Ce phénomène qui, chez Victor Hugo, s’était opéré par simple affinité poétique, se produisit en France dès les premiers temps du moyen âge à l’aurore des temps modernes par ce seul fait que les générations qui se succédèrent ne furent composées que d’hommes d’un seul livre…
La Bible était partout : aux chapiteaux des églises romanes, comme aux porches des cathédrales gothiques ; aux sculptures des meubles usuels.
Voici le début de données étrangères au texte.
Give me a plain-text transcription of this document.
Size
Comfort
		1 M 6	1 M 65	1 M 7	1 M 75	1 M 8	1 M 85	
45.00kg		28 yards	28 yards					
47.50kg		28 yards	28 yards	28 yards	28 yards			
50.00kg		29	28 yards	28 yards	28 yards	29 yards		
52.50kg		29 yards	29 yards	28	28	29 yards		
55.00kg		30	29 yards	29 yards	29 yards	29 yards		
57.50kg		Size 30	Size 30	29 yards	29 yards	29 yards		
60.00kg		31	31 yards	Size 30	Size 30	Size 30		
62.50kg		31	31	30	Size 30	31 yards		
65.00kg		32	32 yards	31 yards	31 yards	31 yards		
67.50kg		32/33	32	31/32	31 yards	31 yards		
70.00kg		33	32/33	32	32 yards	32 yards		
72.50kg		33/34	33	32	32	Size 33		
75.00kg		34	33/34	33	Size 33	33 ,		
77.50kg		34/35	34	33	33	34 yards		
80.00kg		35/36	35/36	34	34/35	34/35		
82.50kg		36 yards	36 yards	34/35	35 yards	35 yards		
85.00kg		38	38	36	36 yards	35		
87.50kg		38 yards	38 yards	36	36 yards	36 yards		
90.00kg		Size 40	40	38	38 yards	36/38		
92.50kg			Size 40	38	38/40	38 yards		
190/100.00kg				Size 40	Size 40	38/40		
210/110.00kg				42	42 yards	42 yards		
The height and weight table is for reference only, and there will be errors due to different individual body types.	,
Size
Au foyer, la Bible, devenue dans toutes les familles le « livre des raisons », le répertoire des événements mémorables ; à l’église, la Bible ; la Bible aux sermons et souvent dans les préambules des ordonnances et les dispositifs des jugements. Les testaments débutaient tous par des réminiscences des Saintes Écritures ; au théâtre, la Bible se retrouvait tout entière dans la représentation des Mystères, et la littérature chevaleresque, lorsqu’elle apparut et se propagea, fit, à côté de son merveilleux guerrier, une part, une part notable, au merveilleux de la Bible.
Vivant avec la Bible, ce peuple en vint à parler comme elle, à penser comme elle, et le Livre saint se trouve ainsi être une des sources les plus abondantes d’où soit sortie notre langue… » (Petit Temps du 15 juin 1904).